Take advantage of good weather after harvest to broadcast nutrients.

Published on: Oct 4, 2013

The late fall forecast still talks about rain and cooler temperatures. If you get crops harvested and have a dealer ready to spread fertilizer, or else have an employee who dos it with your equipment, now may be the time to apply it.

"P and K tend to stay put where you apply them, so there is typically not a lot of risk about loss from fall applications of these nutrients," says Brian Early, a DuPont Pioneer production agronomist in northeast and east-central Indiana. Before his career with Pioneer, Early operated his own business as a crops consultant, doing plenty of soil testing and making lots of fertilizer recommendations.

Some ask him if it's OK to apply P and K in the fall even on sloping soils. His answer is typically that it is probably OK, as long as gullies aren't likely to form with big rains. A big rain coming soon after application could cause some loss of P and K even on soils with lesser slope, he notes.

Time to apply: Once crops are harvested and if soils are still dry, its a good time to make fall applications of P and K, Brian Early says.
Time to apply: Once crops are harvested and if soils are still dry, it's a good time to make fall applications of P and K, Brian Early says.

Early observes that more and more customers are tending toward using their yield maps to calculate what the crop removed, and then applying P and K to meet crop removal amounts. Some are using variable-rate application to fine-tune how much they apply in various parts of the field.

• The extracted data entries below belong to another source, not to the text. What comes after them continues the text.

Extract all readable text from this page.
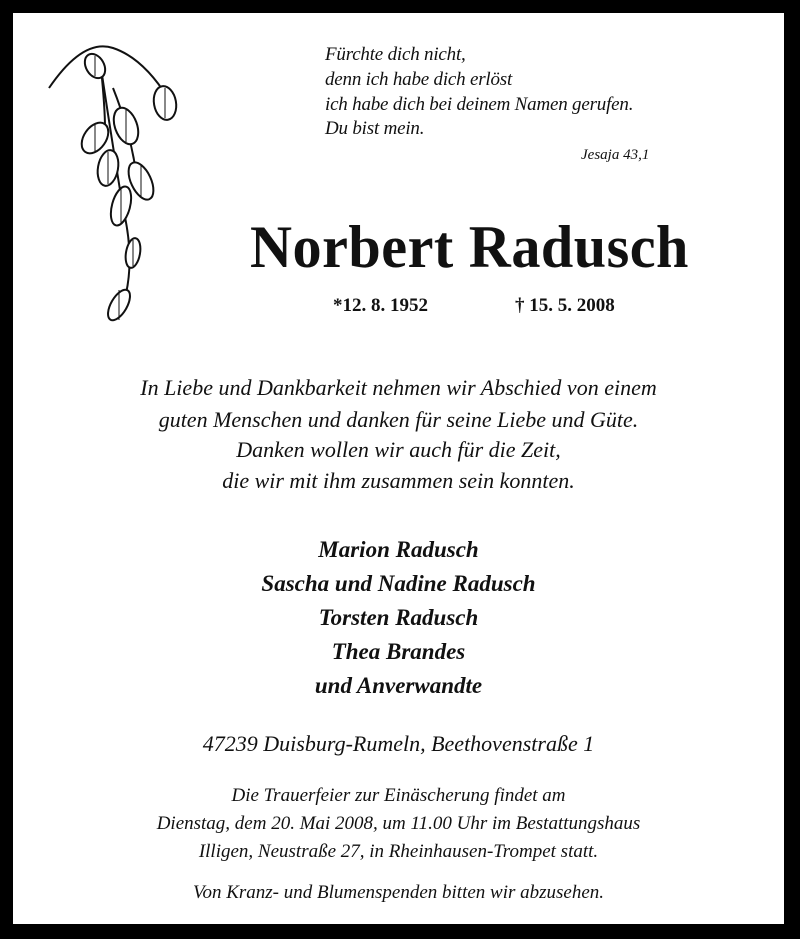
Fürchte dich nicht,
denn ich habe dich erlöst
ich habe dich bei deinem Namen gerufen.
Du bist mein.
Jesaja 43,1
Norbert Radusch
*12. 8. 1952	† 15. 5. 2008
In Liebe und Dankbarkeit nehmen wir Abschied von einem
guten Menschen und danken für seine Liebe und Güte.
Danken wollen wir auch für die Zeit,
die wir mit ihm zusammen sein konnten.
Marion Radusch
Sascha und Nadine Radusch
Torsten Radusch
Thea Brandes
und Anverwandte
47239 Duisburg-Rumeln, Beethovenstraße 1
Die Trauerfeier zur Einäscherung findet am
Dienstag, dem 20. Mai 2008, um 11.00 Uhr im Bestattungshaus
Illigen, Neustraße 27, in Rheinhausen-Trompet statt.
Von Kranz- und Blumenspenden bitten wir abzusehen.
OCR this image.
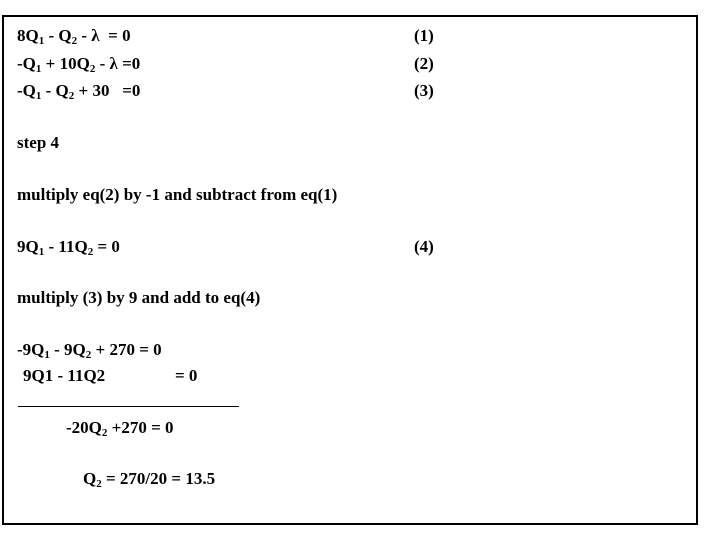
$8Q_1 - Q_2 - \lambda = 0$	(1)
$-Q_1 + 10Q_2 - \lambda =0$	(2)
$-Q_1 - Q_2 + 30 =0$	(3)
step 4
multiply eq(2) by -1 and subtract from eq(1)
$9Q_1 - 11Q_2 = 0$	(4)
multiply (3) by 9 and add to eq(4)
$-9Q_1 - 9Q_2 + 270 = 0$
9Q1 - 11Q2	= 0
$-20Q_2 +270 = 0$
$Q_2 = 270/20 = 13.5$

He believes that applying based on crop removal is a good option, as long as your soils are in good shape on soil fertility anyway, at least as far as P and K goes. Most Indiana soils naturally tend to be relatively higher on P compared to K levels, but in the end, it depends largely on past fertilizer application practices.

He follows that recommendation with a strong push for routine soil testing to monitor nutrient levels. Often if you're on a soil testing program, each field will be sampled once every three or four years.

"That is a report card on how well you're program of applying to replace amounts removed by crops is working," he says.